36.000 Stellen in der Pflege unbesetzt

Gepostet am 25.04.2018 um 08:02 Uhr

Union und SPD versprechen im Koalitionsvertrag ein Sofortprogramm mit 8000 zusätzlichen Stellen in der Pflege. Neue Zahlen zeigen jedoch, dass das viel zu wenig ist. Das kritisieren die Grünen. Von Tamara Anthony.

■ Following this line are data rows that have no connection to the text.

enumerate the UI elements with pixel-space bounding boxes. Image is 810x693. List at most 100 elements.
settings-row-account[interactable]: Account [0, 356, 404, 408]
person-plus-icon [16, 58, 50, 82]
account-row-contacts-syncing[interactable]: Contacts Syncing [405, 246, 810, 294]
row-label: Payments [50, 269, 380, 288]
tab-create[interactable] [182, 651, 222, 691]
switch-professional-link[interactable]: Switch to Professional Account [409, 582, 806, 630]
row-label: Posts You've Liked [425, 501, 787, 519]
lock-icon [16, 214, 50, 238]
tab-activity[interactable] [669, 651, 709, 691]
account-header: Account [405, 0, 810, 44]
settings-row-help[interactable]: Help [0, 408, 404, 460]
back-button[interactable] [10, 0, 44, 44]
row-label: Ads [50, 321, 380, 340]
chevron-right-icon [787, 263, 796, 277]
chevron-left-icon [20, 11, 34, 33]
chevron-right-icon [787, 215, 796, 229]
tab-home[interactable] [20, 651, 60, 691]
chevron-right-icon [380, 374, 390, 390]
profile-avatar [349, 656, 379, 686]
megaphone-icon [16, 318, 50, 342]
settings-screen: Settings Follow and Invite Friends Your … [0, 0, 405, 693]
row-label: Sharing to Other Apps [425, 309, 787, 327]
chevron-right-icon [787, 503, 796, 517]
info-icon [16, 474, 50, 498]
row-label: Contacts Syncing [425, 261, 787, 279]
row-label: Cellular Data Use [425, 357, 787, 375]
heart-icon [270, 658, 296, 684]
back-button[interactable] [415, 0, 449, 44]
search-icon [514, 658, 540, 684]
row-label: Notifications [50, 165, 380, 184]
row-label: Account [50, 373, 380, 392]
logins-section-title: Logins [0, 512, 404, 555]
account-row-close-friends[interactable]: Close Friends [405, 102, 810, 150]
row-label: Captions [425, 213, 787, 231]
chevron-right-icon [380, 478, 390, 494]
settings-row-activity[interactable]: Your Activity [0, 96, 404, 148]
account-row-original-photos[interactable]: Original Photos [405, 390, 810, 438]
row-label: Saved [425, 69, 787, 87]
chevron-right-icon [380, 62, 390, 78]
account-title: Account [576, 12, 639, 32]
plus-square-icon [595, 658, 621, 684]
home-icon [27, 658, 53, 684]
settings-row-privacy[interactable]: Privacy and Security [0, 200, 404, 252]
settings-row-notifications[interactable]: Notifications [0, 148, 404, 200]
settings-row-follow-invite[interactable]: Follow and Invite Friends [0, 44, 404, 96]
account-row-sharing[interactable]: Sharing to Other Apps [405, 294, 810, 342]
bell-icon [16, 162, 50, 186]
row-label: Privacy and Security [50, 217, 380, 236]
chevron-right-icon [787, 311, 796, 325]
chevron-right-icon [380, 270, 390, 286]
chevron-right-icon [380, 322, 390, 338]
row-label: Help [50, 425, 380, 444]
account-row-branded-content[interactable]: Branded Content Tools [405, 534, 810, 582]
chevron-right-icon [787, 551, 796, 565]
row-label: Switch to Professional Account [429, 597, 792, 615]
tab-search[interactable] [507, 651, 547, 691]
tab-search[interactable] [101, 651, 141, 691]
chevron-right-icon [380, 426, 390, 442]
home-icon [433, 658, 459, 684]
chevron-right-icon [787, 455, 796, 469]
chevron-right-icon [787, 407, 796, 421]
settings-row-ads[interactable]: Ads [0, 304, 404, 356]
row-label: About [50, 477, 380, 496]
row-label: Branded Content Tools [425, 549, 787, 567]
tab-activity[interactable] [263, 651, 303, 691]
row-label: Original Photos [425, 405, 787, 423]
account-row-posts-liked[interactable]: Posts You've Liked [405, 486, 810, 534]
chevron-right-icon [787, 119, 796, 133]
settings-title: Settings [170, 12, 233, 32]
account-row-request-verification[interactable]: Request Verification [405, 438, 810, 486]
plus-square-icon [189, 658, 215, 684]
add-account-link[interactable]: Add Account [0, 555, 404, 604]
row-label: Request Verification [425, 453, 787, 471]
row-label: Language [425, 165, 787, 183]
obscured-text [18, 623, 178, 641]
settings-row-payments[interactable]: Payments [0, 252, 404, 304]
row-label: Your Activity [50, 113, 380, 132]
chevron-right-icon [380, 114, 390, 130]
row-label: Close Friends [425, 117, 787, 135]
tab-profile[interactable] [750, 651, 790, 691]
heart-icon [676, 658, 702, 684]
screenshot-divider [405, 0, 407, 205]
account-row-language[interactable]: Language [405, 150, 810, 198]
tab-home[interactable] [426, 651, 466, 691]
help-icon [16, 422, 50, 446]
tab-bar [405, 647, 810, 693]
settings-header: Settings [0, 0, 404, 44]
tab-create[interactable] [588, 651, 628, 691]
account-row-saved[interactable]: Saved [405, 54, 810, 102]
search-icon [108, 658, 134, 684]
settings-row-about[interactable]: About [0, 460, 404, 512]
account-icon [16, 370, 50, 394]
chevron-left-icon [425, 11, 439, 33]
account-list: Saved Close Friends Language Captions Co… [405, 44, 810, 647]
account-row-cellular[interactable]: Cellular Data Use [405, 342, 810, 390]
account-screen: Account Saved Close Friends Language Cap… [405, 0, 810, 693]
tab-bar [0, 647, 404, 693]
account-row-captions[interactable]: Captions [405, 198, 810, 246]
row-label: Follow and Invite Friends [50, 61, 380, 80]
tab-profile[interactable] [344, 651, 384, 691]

Union und SPD versprechen im Koalitionsvertrag ein Sofortprogramm mit 8000 zusätzlichen Stellen in der Pflege. Neue Zahlen zeigen jedoch, dass das viel zu wenig ist. Das kritisieren die Grünen.

Von Tamara Anthony, ARD-Hauptstadtstudio

Viele kennen es aus eigener Erfahrung, andere aus Erzählungen: Die Personaldecke in der Pflege ist dünn. Im Koalitionsvertrag hatten Union und SPD deshalb ein Sofortprogramm mit 8000 zusätzlichen Stellen im Pflegebereich vereinbart. Nun legte die Bundesregierung Zahlen vor, die zeigen, wie dramatisch die Situation in der Pflege ist – es fehlt schlicht überall in Deutschland das Personal.

Im vergangenen Jahr waren durchschnittlich 36.000 Stellen in der Pflege nicht besetzt, schreibt das Bundesgesundheitsministerium auf die Anfrage der Grünenfraktion. Besonders in der – schlechter bezahlten – Altenpflege bleiben die Stellen unbesetzt. Rund 15.000 Fachkräfte und 8500 Helfer fehlen in der Altenpflege. In der Krankenpflege gab es 11.000 offene Fachkräftestellen und 1500 unbesetzte Helfer-Jobs.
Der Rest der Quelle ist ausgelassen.